"UNTUK main di tempat semacam Balai Sidang Senayan, kami cukup
bertujuh. Tak perlu berbondong-bondong seperti Guruh atau Iwan
Abdurrachman. Kalau pementasan di depan puluhan orang, cukup
berdua. Dan kalau yang nonton hanya seorang perempuan, cukup
saya sendiri," ujar Leo Imam Sukarno, 30 tahun, yang grup
musiknya 'Leo Kristi' 28 Januari lalu berpentas berlima di
Istana Wakil Presiden, Jalan Merdeka Selatan Jakarta.

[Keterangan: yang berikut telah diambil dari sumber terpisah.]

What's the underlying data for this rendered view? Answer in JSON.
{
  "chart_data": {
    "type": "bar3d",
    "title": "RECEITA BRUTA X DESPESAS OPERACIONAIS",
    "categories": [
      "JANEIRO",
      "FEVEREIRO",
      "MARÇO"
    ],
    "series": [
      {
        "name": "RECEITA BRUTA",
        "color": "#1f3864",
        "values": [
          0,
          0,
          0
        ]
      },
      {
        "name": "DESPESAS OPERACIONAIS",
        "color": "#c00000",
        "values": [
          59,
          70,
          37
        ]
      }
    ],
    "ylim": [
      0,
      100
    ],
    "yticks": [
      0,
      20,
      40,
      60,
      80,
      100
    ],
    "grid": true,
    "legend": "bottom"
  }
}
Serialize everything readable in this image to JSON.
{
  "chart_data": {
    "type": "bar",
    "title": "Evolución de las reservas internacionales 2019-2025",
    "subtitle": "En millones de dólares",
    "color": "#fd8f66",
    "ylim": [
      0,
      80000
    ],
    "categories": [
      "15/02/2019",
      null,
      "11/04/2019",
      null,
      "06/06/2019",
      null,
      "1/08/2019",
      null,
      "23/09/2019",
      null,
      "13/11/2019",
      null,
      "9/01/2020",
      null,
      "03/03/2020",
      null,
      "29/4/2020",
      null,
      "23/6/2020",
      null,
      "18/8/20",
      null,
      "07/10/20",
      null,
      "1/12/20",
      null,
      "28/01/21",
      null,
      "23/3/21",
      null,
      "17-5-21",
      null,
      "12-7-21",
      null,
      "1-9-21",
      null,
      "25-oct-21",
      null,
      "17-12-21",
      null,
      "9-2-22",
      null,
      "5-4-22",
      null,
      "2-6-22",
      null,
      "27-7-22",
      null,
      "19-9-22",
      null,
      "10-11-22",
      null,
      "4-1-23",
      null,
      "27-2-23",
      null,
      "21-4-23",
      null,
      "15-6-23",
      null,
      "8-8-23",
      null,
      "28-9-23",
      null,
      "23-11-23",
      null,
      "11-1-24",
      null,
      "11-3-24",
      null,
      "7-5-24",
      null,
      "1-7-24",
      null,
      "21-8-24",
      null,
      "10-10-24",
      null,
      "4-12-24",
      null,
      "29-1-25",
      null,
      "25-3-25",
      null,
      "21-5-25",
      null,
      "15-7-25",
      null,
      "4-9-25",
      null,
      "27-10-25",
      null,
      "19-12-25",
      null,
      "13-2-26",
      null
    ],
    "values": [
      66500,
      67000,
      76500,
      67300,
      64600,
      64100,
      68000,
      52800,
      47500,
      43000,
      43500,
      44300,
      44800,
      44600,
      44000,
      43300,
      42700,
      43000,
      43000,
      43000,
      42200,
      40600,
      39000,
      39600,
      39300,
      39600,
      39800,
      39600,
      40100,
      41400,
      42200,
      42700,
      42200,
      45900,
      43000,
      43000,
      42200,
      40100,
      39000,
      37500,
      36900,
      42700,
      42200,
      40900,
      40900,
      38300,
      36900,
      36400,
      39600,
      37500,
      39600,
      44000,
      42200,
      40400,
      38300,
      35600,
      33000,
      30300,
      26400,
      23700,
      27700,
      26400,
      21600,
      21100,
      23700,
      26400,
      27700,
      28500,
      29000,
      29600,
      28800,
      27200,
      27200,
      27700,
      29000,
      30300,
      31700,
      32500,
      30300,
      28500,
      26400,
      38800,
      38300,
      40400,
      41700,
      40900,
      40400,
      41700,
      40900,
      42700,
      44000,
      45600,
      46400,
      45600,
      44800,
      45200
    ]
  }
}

Di penginapannya di Ancol, malam itu Leo berkaus hitam,
bercelana biru, tengah asyik menggulung tali pancing. "Iseng,
mancing di laut, katanya. Tentang undangan untuk pementasan cari
dana di Merdeka Selatan -- untuk pertama kalinya bagi Leo, juga
bagi gedung itu -- ia menyatakan "merasa bahagia bisa bertemu
bapak-bapak pejabat."
Berhasil mengumpulkan dana sekitar Rp 114 juta untuk korban
bencana alam -- Leo malam itu tampil tanpa Lita dan Jilly,
melainkan bersama Titi dan Sri Wahyu (yang baru 3 bulan ikut
grup tersebut) serta Mung dan Nanil. Mereka menyanyikan 13
lagu.
Masih tetap membujang, Leo anak nomor 2 di antara 4 bersaudara.
Keluar dari Institut Teknologi Surabaya 1972, Jurusan
Arsitektur, karena tak naik ke tingkat tiga. Dia lebih senang
disebut "orang biasa" saja, katanya. Memangnya apa?